If you can't name the 5 basic steps of money management, I suggest you stop trading immediately, get this book with a couple of ticks worth of money you'll not be losing while your not trading. Read it a few times, set up your money management spreadsheet and may you trade with clarity previously unknown in your endeavors in the futures market.
All trading opportunities are not created equally and part of a trader's job is ferreting out the best markets to trade. The chapter on commodity selection presents four approaches to market selection, based largely on the work of J. Welles Wilder, the father of ADX (Average Directional Index Indicator) and RSI (Relative Strength Index). Here, the book is a good review of Wilder's ADX but focuses on the less-known aspect of his work: the commodity selection index. Wilder's approach uses ADX to identify futures yielding the greatest dollar-value price-moves for a given margin investment, in short, getting you in on the most appealing trades. Balsara also shows the utility of Wilder's price movement index when it is it is not possible to determine or estimate reward, thereby enhancing the analysis and return in mechanical trading systems. Sharpe ratios are also considered as a way of measuring risk-adjusted returns.

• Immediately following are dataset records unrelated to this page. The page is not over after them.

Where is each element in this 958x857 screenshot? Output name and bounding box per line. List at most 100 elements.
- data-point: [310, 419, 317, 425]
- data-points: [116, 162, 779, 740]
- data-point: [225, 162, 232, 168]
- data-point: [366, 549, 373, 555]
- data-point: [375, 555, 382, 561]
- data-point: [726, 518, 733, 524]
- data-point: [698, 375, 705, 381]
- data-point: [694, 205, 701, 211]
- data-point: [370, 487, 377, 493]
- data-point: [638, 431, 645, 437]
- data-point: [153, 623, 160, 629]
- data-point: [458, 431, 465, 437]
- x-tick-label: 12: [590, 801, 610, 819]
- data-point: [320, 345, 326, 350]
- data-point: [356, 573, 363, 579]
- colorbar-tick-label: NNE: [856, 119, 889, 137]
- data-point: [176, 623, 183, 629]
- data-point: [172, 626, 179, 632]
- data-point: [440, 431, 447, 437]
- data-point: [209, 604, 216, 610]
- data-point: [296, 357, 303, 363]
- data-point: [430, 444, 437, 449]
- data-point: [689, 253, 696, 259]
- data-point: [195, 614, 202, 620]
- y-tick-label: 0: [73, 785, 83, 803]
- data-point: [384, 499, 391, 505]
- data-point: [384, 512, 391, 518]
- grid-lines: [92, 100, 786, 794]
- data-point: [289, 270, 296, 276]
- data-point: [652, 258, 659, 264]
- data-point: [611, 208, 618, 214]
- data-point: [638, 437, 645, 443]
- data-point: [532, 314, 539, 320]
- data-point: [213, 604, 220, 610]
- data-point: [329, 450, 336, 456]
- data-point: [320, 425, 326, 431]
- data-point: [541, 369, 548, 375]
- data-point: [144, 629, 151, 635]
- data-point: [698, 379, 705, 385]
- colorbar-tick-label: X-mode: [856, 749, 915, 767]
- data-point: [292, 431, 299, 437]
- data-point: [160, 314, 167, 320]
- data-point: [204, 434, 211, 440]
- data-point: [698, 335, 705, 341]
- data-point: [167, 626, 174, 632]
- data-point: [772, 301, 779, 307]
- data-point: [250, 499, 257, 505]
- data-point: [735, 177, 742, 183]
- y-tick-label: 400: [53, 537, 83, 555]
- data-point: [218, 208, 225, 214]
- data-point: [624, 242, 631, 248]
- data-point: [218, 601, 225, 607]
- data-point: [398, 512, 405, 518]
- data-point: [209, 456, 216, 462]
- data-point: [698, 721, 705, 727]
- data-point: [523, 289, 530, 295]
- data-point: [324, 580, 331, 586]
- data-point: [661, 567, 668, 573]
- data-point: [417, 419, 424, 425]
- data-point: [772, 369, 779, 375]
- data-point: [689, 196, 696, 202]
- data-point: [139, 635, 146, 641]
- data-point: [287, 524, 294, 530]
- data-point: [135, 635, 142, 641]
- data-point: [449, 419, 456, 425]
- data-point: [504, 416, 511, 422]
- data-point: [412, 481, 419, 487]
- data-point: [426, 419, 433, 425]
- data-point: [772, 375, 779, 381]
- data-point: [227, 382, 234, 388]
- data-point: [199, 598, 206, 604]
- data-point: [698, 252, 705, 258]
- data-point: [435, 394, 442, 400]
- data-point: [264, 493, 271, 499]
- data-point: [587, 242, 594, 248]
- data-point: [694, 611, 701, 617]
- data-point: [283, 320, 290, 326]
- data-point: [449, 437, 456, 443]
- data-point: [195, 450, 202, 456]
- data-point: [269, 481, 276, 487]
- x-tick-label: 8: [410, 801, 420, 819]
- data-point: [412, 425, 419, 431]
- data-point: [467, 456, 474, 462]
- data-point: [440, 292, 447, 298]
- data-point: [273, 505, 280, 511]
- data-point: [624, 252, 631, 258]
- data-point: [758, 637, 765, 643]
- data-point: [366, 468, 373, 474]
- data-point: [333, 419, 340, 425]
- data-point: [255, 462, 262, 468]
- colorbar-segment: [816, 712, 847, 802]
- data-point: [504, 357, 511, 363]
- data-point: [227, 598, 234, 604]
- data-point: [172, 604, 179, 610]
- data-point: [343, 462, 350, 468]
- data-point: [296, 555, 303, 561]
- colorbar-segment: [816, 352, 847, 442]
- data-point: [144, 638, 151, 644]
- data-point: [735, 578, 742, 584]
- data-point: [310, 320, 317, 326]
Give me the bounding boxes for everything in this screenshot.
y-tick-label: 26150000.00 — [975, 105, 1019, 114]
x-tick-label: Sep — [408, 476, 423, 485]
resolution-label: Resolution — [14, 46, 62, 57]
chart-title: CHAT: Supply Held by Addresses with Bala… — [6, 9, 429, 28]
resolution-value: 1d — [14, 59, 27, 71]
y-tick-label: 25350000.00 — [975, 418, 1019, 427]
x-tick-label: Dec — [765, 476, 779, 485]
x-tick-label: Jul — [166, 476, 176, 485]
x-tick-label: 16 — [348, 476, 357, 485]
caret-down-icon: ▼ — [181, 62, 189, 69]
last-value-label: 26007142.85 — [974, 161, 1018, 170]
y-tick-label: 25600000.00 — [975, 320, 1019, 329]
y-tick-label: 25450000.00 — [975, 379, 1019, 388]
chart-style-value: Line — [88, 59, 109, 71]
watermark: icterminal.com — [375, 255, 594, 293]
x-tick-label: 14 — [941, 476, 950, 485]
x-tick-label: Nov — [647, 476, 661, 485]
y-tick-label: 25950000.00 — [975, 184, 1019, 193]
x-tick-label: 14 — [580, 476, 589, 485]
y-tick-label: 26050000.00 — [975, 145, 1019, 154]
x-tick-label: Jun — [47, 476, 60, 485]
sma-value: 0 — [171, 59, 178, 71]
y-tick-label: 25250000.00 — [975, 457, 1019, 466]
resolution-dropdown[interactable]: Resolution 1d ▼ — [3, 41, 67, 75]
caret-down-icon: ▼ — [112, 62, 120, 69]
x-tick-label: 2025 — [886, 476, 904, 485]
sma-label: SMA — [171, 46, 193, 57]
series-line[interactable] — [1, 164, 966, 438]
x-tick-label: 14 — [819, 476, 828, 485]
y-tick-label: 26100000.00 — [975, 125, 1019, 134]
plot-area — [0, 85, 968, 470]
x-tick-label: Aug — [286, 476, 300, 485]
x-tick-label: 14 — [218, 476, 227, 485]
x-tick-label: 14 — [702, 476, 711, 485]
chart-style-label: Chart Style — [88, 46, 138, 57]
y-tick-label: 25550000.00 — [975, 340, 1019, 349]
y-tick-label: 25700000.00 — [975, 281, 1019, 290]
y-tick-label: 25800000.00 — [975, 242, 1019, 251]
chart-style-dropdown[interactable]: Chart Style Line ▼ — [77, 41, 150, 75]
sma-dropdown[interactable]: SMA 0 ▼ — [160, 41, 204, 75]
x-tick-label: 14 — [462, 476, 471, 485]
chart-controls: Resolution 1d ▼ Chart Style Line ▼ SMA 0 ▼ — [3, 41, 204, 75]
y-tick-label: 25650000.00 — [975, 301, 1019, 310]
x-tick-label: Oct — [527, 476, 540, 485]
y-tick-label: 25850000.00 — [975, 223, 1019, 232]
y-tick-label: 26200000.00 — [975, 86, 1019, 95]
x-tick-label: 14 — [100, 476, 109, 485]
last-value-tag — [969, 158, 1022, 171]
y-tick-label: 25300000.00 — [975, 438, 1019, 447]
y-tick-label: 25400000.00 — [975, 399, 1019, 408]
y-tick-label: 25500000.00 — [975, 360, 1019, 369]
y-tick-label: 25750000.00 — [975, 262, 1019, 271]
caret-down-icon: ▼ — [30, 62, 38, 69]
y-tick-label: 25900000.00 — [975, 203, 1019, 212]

The text gives useful approaches to managing risk through stop-loss orders by laying out the usage of time stops, dollar-value stops and volatility stops. There is also a presentation on how to survive locked-limit markets by creating synthetic options positions, spreads or offsetting positions in the cash markets.
A studied read of this finance professor's work will help traders develop both the skill and the art of disciplined risk-taking.